Julissa, Jolinda and James Turpin have spoken publicly for the first time since their rescue from what has been described as a “house of horrors,” where they say they endured years of abuse by their birth parents.
The three siblings are among the 13 Turpin children who suffered abuse in California. They were also among six of the Turpin children who later say they were abused in foster care.
The siblings discussed their lives since the rescue—and how their view of family has been shaped by their upbringing—in The Turpins: A New House of Horror — A Diane Sawyer Special Event, which aired Tuesday, Feb. 3 on ABC.
“To me, it feels like, ‘Why do people get to have a family, and we don’t?’” Julissa, 19, told Diane Sawyer. “And like we have each other, and that’s the world, you know, but we still want a mom.”
“Something good needs to come from this. It has to. And I can’t accept it not,” she added.
All three pointed to therapy as a major part of their healing as they work through the trauma connected to both their parents and foster care experiences.
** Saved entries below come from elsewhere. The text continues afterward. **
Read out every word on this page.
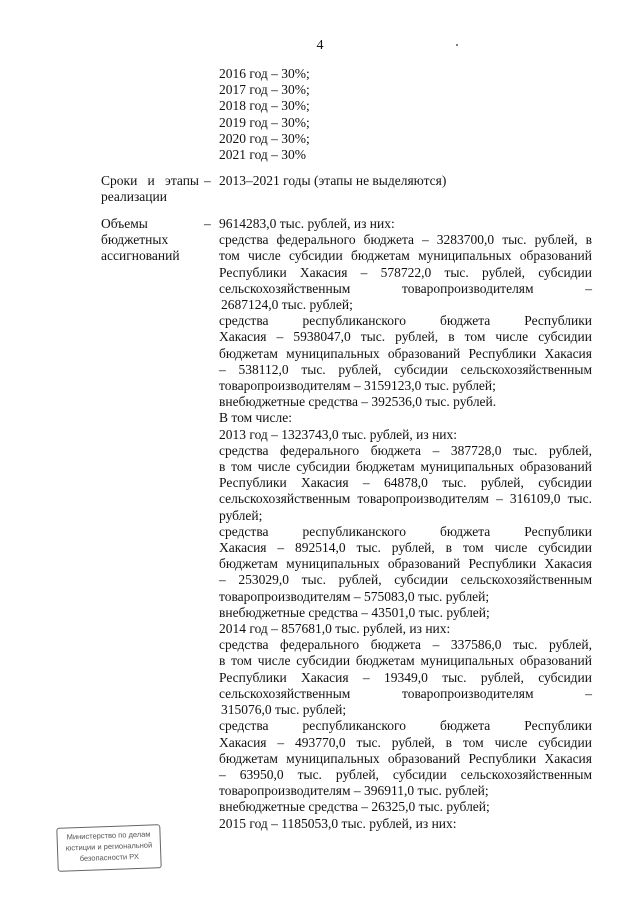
4
2016 год – 30%;
2017 год – 30%;
2018 год – 30%;
2019 год – 30%;
2020 год – 30%;
2021 год – 30%
Сроки и этапы
реализации
– 2013–2021 годы (этапы не выделяются)
Объемы
бюджетных
ассигнований
– 9614283,0 тыс. рублей, из них:
средства федерального бюджета – 3283700,0 тыс. рублей, в
том числе субсидии бюджетам муниципальных образований
Республики Хакасия – 578722,0 тыс. рублей, субсидии
сельскохозяйственным товаропроизводителям –
2687124,0 тыс. рублей;
средства республиканского бюджета Республики
Хакасия – 5938047,0 тыс. рублей, в том числе субсидии
бюджетам муниципальных образований Республики Хакасия
– 538112,0 тыс. рублей, субсидии сельскохозяйственным
товаропроизводителям – 3159123,0 тыс. рублей;
внебюджетные средства – 392536,0 тыс. рублей.
В том числе:
2013 год – 1323743,0 тыс. рублей, из них:
средства федерального бюджета – 387728,0 тыс. рублей,
в том числе субсидии бюджетам муниципальных образований
Республики Хакасия – 64878,0 тыс. рублей, субсидии
сельскохозяйственным товаропроизводителям – 316109,0 тыс.
рублей;
средства республиканского бюджета Республики
Хакасия – 892514,0 тыс. рублей, в том числе субсидии
бюджетам муниципальных образований Республики Хакасия
– 253029,0 тыс. рублей, субсидии сельскохозяйственным
товаропроизводителям – 575083,0 тыс. рублей;
внебюджетные средства – 43501,0 тыс. рублей;
2014 год – 857681,0 тыс. рублей, из них:
средства федерального бюджета – 337586,0 тыс. рублей,
в том числе субсидии бюджетам муниципальных образований
Республики Хакасия – 19349,0 тыс. рублей, субсидии
сельскохозяйственным товаропроизводителям –
315076,0 тыс. рублей;
средства республиканского бюджета Республики
Хакасия – 493770,0 тыс. рублей, в том числе субсидии
бюджетам муниципальных образований Республики Хакасия
– 63950,0 тыс. рублей, субсидии сельскохозяйственным
товаропроизводителям – 396911,0 тыс. рублей;
внебюджетные средства – 26325,0 тыс. рублей;
2015 год – 1185053,0 тыс. рублей, из них:
Министерство по делам
юстиции и региональной
безопасности РХ
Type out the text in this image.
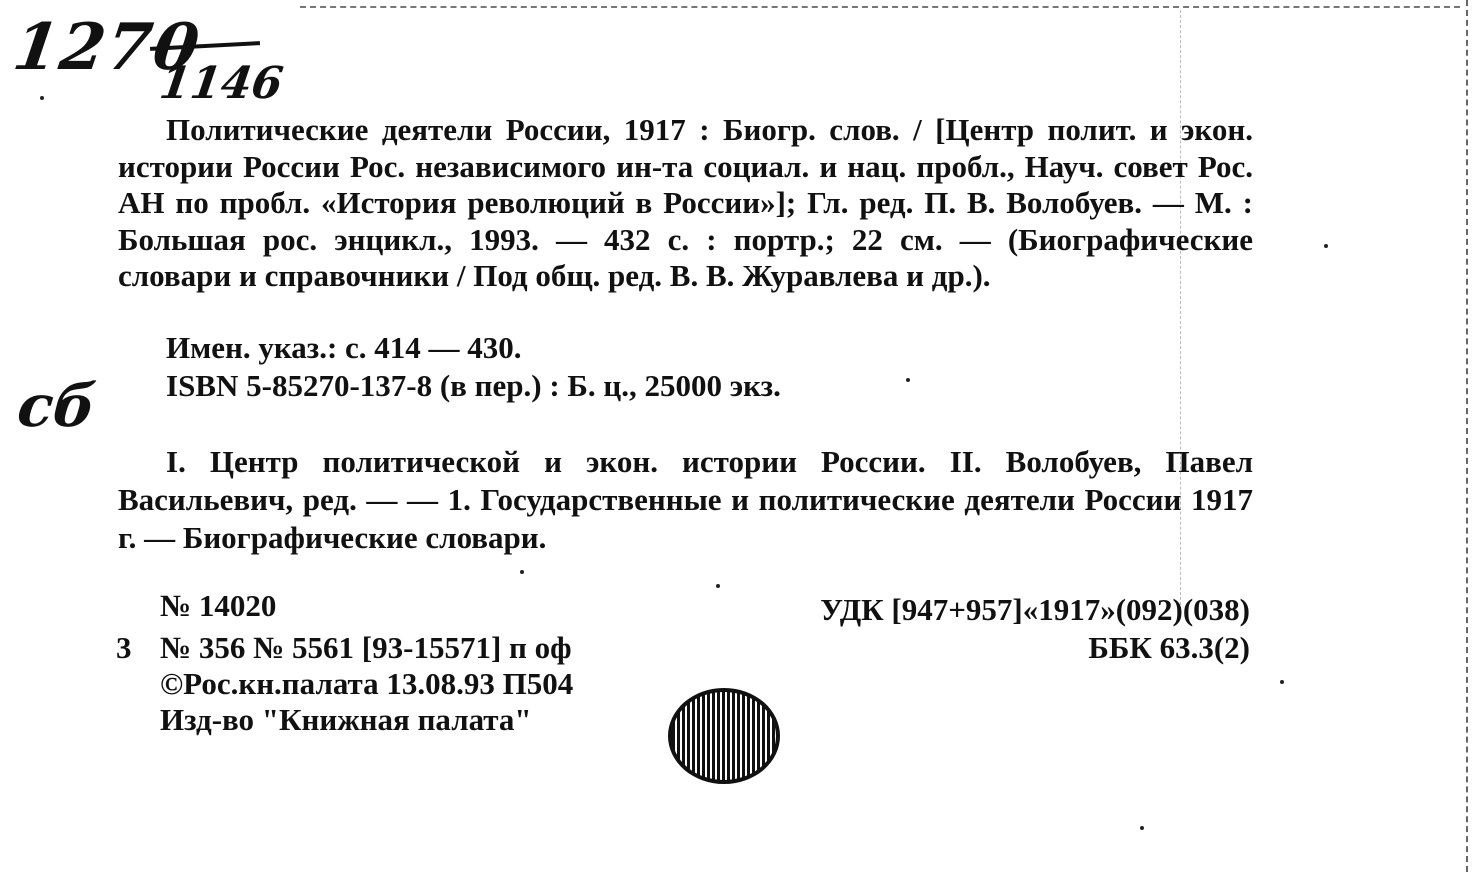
1270
1146
сб

Политические деятели России, 1917 : Биогр. слов. / [Центр полит. и экон. истории России Рос. независимого ин-та социал. и нац. пробл., Науч. совет Рос. АН по пробл. «История революций в России»]; Гл. ред. П. В. Волобуев. — М. : Большая рос. энцикл., 1993. — 432 с. : портр.; 22 см. — (Биографические словари и справочники / Под общ. ред. В. В. Журавлева и др.).

Имен. указ.: с. 414 — 430.
ISBN 5-85270-137-8 (в пер.) : Б. ц., 25000 экз.

I. Центр политической и экон. истории России. II. Волобуев, Павел Васильевич, ред. — — 1. Государственные и политические деятели России 1917 г. — Биографические словари.

№ 14020
3 № 356 № 5561 [93-15571] п оф
©Рос.кн.палата 13.08.93 П504
Изд-во "Книжная палата"
УДК [947+957]«1917»(092)(038)
ББК 63.3(2)
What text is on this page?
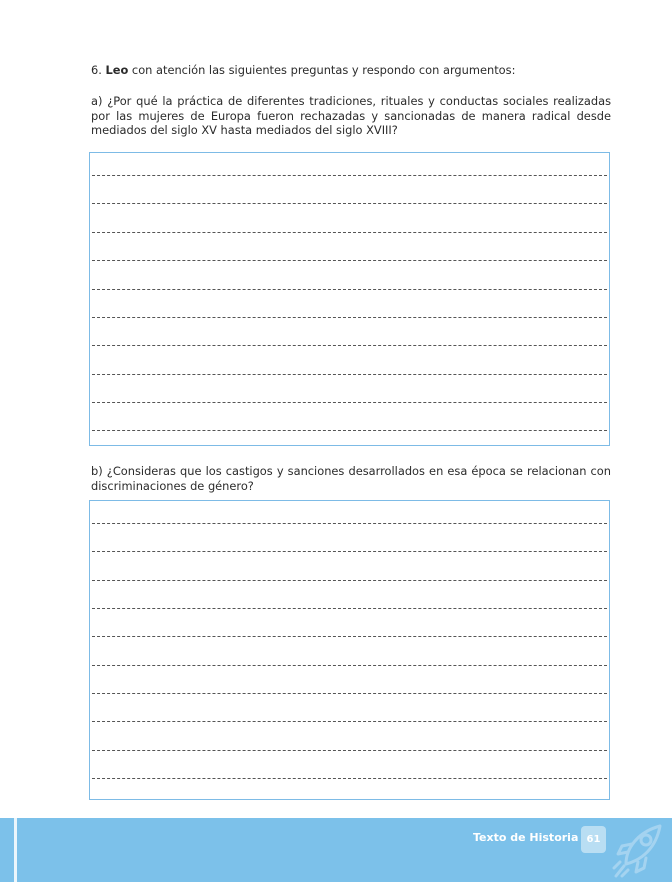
6. Leo con atención las siguientes preguntas y respondo con argumentos:
a) ¿Por qué la práctica de diferentes tradiciones, rituales y conductas sociales realizadas por las mujeres de Europa fueron rechazadas y sancionadas de manera radical desde mediados del siglo XV hasta mediados del siglo XVIII?
b) ¿Consideras que los castigos y sanciones desarrollados en esa época se relacionan con discriminaciones de género?
Texto de Historia 61
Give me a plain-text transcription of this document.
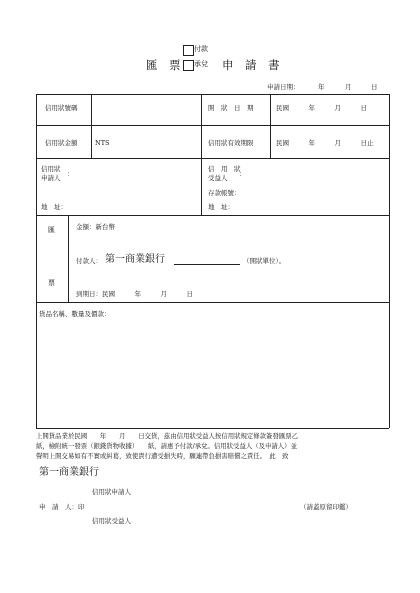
匯　票
付款
承兌 申　請　書
申請日期：	年	月	日
信用狀號碼	開　狀　日　期	民國　　　年　　　月　　　日
信用狀金額	NTS	信用狀有效期限	民國　　　年　　　月　　　日止
信用狀
申請人 ：
地　址：
信　用　狀
受益人 ：
存款帳號：
地　址：
匯
票
金額：新台幣
付款人： 第一商業銀行	（開狀單位）。
到期日：民國　　　年　　　月　　　日
貨品名稱、數量及價款：
上開貨品業於民國　　年　　月　　日交貨，茲由信用狀受益人按信用狀規定條款簽發匯票乙
紙，檢附統一發票（銀錢貨物收據）　　紙，請惠予付款/承兌。信用狀受益人（及申請人）並
聲明上開交易如有不實或糾葛，致使貴行遭受損失時，願連帶負損害賠償之責任。　此　致
第一商業銀行
信用狀申請人
申　請　人：印	（請蓋原留印鑑）
信用狀受益人
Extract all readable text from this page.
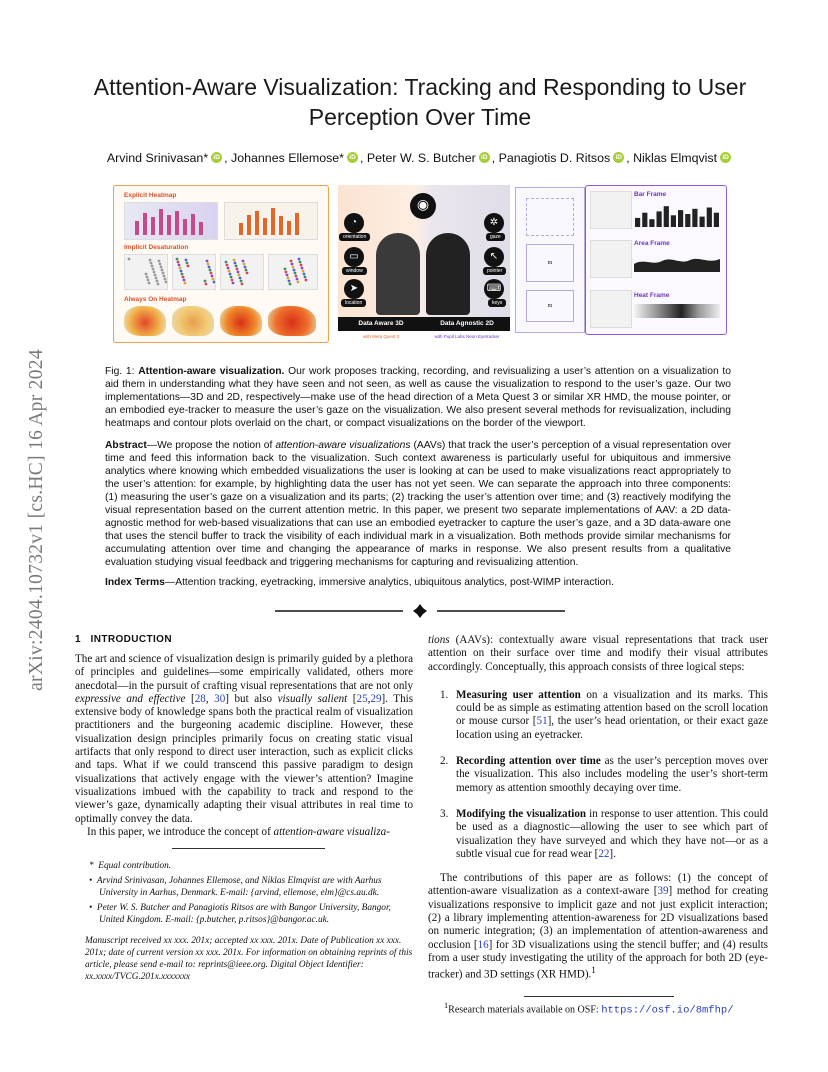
arXiv:2404.10732v1 [cs.HC] 16 Apr 2024
Attention-Aware Visualization: Tracking and Responding to User Perception Over Time
Arvind Srinivasan* iD , Johannes Ellemose* iD , Peter W. S. Butcher iD , Panagiotis D. Ritsos iD , Niklas Elmqvist iD
Explicit Heatmap
Implicit Desaturation
Always On Heatmap
◉
◔
orientation
▭
window
➤
location
✲
gaze
↖
pointer
⌨
keys
Data Aware 3D	Data Agnostic 2D
with Meta Quest 3	with Pupil Labs Neon Eyetracker
m
m
Bar Frame
Area Frame
Heat Frame
Fig. 1: Attention-aware visualization. Our work proposes tracking, recording, and revisualizing a user’s attention on a visualization to aid them in understanding what they have seen and not seen, as well as cause the visualization to respond to the user’s gaze. Our two implementations—3D and 2D, respectively—make use of the head direction of a Meta Quest 3 or similar XR HMD, the mouse pointer, or an embodied eye-tracker to measure the user’s gaze on the visualization. We also present several methods for revisualization, including heatmaps and contour plots overlaid on the chart, or compact visualizations on the border of the viewport.
Abstract—We propose the notion of attention-aware visualizations (AAVs) that track the user’s perception of a visual representation over time and feed this information back to the visualization. Such context awareness is particularly useful for ubiquitous and immersive analytics where knowing which embedded visualizations the user is looking at can be used to make visualizations react appropriately to the user’s attention: for example, by highlighting data the user has not yet seen. We can separate the approach into three components: (1) measuring the user’s gaze on a visualization and its parts; (2) tracking the user’s attention over time; and (3) reactively modifying the visual representation based on the current attention metric. In this paper, we present two separate implementations of AAV: a 2D data-agnostic method for web-based visualizations that can use an embodied eyetracker to capture the user’s gaze, and a 3D data-aware one that uses the stencil buffer to track the visibility of each individual mark in a visualization. Both methods provide similar mechanisms for accumulating attention over time and changing the appearance of marks in response. We also present results from a qualitative evaluation studying visual feedback and triggering mechanisms for capturing and revisualizing attention.
Index Terms—Attention tracking, eyetracking, immersive analytics, ubiquitous analytics, post-WIMP interaction.
1 INTRODUCTION
The art and science of visualization design is primarily guided by a plethora of principles and guidelines—some empirically validated, others more anecdotal—in the pursuit of crafting visual representations that are not only expressive and effective [28, 30] but also visually salient [25,29]. This extensive body of knowledge spans both the practical realm of visualization practitioners and the burgeoning academic discipline. However, these visualization design principles primarily focus on creating static visual artifacts that only respond to direct user interaction, such as explicit clicks and taps. What if we could transcend this passive paradigm to design visualizations that actively engage with the viewer’s attention? Imagine visualizations imbued with the capability to track and respond to the viewer’s gaze, dynamically adapting their visual attributes in real time to optimally convey the data.
In this paper, we introduce the concept of attention-aware visualiza-
*  Equal contribution.
•  Arvind Srinivasan, Johannes Ellemose, and Niklas Elmqvist are with Aarhus University in Aarhus, Denmark. E-mail: {arvind, ellemose, elm}@cs.au.dk.
•  Peter W. S. Butcher and Panagiotis Ritsos are with Bangor University, Bangor, United Kingdom. E-mail: {p.butcher, p.ritsos}@bangor.ac.uk.
Manuscript received xx xxx. 201x; accepted xx xxx. 201x. Date of Publication xx xxx. 201x; date of current version xx xxx. 201x. For information on obtaining reprints of this article, please send e-mail to: reprints@ieee.org. Digital Object Identifier: xx.xxxx/TVCG.201x.xxxxxxx
tions (AAVs): contextually aware visual representations that track user attention on their surface over time and modify their visual attributes accordingly. Conceptually, this approach consists of three logical steps:
1. Measuring user attention on a visualization and its marks. This could be as simple as estimating attention based on the scroll location or mouse cursor [51], the user’s head orientation, or their exact gaze location using an eyetracker.
2. Recording attention over time as the user’s perception moves over the visualization. This also includes modeling the user’s short-term memory as attention smoothly decaying over time.
3. Modifying the visualization in response to user attention. This could be used as a diagnostic—allowing the user to see which part of visualization they have surveyed and which they have not—or as a subtle visual cue for read wear [22].
The contributions of this paper are as follows: (1) the concept of attention-aware visualization as a context-aware [39] method for creating visualizations responsive to implicit gaze and not just explicit interaction; (2) a library implementing attention-awareness for 2D visualizations based on numeric integration; (3) an implementation of attention-awareness and occlusion [16] for 3D visualizations using the stencil buffer; and (4) results from a user study investigating the utility of the approach for both 2D (eye-tracker) and 3D settings (XR HMD).$^1$
$^1$Research materials available on OSF: https://osf.io/8mfhp/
“I’ve been, like, literally discovering all these things about my brain that helps me have clarity of who I am, my identity, and who I want to be, what I can work on, what I can fix, and also realizing, too, that it’s not my fault is a big thing, too,” Jolinda, 20, said.
James, 24, spoke about wanting dependable parents—and how he’s learned to lean on other sources of guidance.
“I’ve always wished I had normal parents or just someone I could like go to and, you know, rely on or ask questions or whatever, but I have the internet, so it’s okay,” he said, smiling.
Jolinda also shared that she and her sisters have matching tattoos featuring lyrics from the title track of Harry Styles’ 2019 album Fine Line: “we’ll be fine, we’ll be alright.”
“To me that song just means that like we’re gonna be okay, we’re always gonna get through everything and at the end of the day we’re always gonna have each other,” she said.
During the special, Sawyer, 80, said the siblings were offered a settlement from the agency that placed them with their foster family, while noting the agency did not admit wrongdoing.
The interview comes nearly eight years after all 13 siblings were rescued from the family’s Perris, Calif., home in early 2018. The escape began when Jordan Turpin—who was 17 at the time—got out of the house and alerted authorities about what she said was ongoing captivity and abuse.
Before the rescue, the siblings—ranging in age from 2 to 29—spent much of their lives inside the home, where they said they were beaten, starved, and subjected to severe punishments. At times, the children were chained to beds or placed in cages for breaking house rules.
Their parents, David and Louise Turpin, were later convicted on multiple felony counts, including cruelty to an adult dependent, child cruelty, torture and false imprisonment, and were sentenced to 25 years to life in prison.
After the escape, the six youngest Turpin siblings were placed with foster parents Marcelino and Rosa Olguin, along with their adult daughter Lennys Olguin. In that home, the children also reported abuse.
An attorney for some of the siblings previously said their foster care experience was “worse” than what they endured at their parents’ home.
“These kids were just hit with a double whammy,” attorney Elan Zektser previously said. “They were made to feel worthless at home by their parents and then they were hit again when they went to the foster home. They constantly told these children, ‘Your parents were right. You are worthless. You’re a nobody. You’re a Turpin,’ like that was some kind of grotesque thing. And it brought their confidence to an all new low.”
The Turpins: A New House of Horror — A Diane Sawyer Special Event is also available to stream on Disney+ and Hulu starting Wednesday, Feb. 4.